The 70-year-old former cricketer-turned-politician, who is recovering from injuries sustained during an assassination bid last week, has announced resumption of the long march on Tuesday but later his party, the Pakistan Tehreek-e-Insaf changed the decision and rescheduled it for Thursday.
“I always imagined that, because the Army is so powerful and organised, when I would try to bring rule of law in the country, they would play an important part,” Khan said in the interview to the Dawn newspaper.
The second, he said, was the choice of Punjab chief minister.
“The army chief wanted me to have Aleem Khan [as CM Punjab] and I wouldn’t. Because not only were there National Accountability Bureau (NAB) cases against him, he had occupied and sold land worth millions belonging to the government,” the PTI chief said.
When asked why he included Khan in his party if he suspected wrongdoing, Khan said, “We always thought they were just allegations. And he defended himself. But when I asked the vice-chairman of the Lahore Development Authority [about Aleem], he showed me on a map how he had occupied government land. This was around the end of my second year, and the beginning of the third year of my government.” Khan was unequivocal that until the time Gen Bajwa asked him to make Khan the Punjab chief minister, things were fine.
“They were organised, you could get their help, we were on the same page regarding foreign policy. It was just the last six months, the issue of them making deals with these crooks when they should be behind bars…” To emphasise his point about the military’s influence over accountability cases, he said: “The army was going after these people before I came to power. 95 per cent of these cases preceded my government. The Nawaz Sharif case, the Avenfield case… he would not have got convicted had the army not provided the two brigadiers in the JITs – that was before me.” Khan quelled allegations that the 2018 elections were rigged, insisting that he came to power because of his popularity and not because he was the “military’s darling.” “The army did not back me in the 2018 election. I believe we won freely and fairly,” he added.
Gen Bajwa, 61, is expected to retire on November 29 after getting a three-year extension when Khan was the prime minister.
Khan has been at the loggerheads with the Army for a few months after his ouster as the prime minister in April.
Khan, who was injured in an assassination bid on Thursday, alleged that Prime Minister Shehbaz Sharif, Interior Minister Rana Sanaullah and Major General Faisal Naseer were part of a sinister plot to assassinate him in the same way former Punjab governor Salman Taseer was killed in 2011 by a religious extremist.
The powerful Army, which has ruled the coup-prone country for more than half of its 75-plus years of existence, has hitherto wielded considerable power in matters of security and foreign policy.
Khan has repeated the names of three persons for their alleged involvement in the attack.
He urged his followers to continue protests across the country until the three of them resigned.

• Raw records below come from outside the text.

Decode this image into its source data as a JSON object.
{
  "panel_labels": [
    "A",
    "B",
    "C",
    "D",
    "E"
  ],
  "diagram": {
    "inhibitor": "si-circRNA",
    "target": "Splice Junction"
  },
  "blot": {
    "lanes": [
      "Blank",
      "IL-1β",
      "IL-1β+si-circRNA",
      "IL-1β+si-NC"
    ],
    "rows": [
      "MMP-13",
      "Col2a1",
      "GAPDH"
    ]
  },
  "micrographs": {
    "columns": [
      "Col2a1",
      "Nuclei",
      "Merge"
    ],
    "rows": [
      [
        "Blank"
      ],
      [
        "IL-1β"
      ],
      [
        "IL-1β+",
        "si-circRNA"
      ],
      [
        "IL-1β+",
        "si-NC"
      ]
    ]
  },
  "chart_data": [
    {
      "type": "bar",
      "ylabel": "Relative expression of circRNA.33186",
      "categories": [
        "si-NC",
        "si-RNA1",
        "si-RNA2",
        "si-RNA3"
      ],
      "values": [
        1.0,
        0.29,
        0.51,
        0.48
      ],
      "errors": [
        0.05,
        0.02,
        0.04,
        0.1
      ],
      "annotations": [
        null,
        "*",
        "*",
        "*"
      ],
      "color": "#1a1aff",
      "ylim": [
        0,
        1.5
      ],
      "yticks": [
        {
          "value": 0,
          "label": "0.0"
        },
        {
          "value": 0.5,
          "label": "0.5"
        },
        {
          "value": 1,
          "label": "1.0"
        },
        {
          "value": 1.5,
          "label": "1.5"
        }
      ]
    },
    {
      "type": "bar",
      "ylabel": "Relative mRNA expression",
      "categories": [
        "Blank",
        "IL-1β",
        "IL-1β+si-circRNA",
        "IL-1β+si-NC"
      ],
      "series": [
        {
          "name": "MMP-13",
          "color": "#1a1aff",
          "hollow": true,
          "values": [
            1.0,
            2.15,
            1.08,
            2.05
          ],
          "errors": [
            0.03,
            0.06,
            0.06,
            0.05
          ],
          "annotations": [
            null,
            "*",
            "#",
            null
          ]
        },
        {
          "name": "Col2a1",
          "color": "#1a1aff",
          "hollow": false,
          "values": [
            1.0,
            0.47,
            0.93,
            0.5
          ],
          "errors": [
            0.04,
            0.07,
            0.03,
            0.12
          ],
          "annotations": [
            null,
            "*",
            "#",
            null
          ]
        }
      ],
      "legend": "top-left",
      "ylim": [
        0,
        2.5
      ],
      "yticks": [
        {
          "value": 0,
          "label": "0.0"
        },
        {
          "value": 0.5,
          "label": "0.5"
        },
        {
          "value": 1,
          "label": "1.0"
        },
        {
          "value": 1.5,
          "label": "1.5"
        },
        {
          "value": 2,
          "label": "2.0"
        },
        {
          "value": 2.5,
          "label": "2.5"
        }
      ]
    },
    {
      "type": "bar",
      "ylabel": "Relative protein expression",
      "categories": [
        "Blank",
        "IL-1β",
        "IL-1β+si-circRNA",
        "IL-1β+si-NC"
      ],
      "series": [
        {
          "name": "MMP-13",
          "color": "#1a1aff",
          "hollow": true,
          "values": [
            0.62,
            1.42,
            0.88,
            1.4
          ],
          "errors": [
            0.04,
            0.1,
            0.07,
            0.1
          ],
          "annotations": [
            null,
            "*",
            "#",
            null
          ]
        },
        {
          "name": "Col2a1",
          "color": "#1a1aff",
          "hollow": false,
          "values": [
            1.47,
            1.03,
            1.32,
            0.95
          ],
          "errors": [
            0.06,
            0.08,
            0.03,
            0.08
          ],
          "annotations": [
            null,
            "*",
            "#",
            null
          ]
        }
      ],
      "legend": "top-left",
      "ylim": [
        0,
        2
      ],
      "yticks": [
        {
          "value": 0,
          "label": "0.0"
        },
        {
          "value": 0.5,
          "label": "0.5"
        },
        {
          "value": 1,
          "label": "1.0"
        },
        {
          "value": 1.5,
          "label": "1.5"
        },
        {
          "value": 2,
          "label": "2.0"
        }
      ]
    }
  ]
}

The Pakistan Army on Saturday rejected as “baseless and irresponsible” the allegations made by Khan that one of its senior officers was among the people involved in the conspiracy to kill him.
When Khan was in power, the opposition accused him of trying to bring an army chief of his choice who could support his alleged agenda of victimising opposition leaders.
Since he lost power in April this year, the equation has changed and now Khan is saying that the coalition government wants to install an Army head of its choice to protect looted wealth and steal general elections.
Last week, Khan had admitted that he offered an extension to the tenure of Army chief Bajwa in March amid the opposition’s attempt to topple his government.
Khan also rejected as “untrue” claims made by Prime Minister Sharif that the opposition leader sent him a message expressing his desire to have a consultation over the appointment of the Army chief and elections.
Prime Minister Sharif had claimed that he had flatly rejected a proposal from his predecessor on the appointment of a successor to Army chief Gen. Bajwa.
Since he was ousted from power in April, the cricketer-turned-politician has repeatedly claimed that the no-trust motion against him was the result of a “foreign conspiracy”.
Khan has since launched a political blitz calling for a snap election.
He was leading a protest march against the government to press it for a snap election when he was injured in the assassination bid.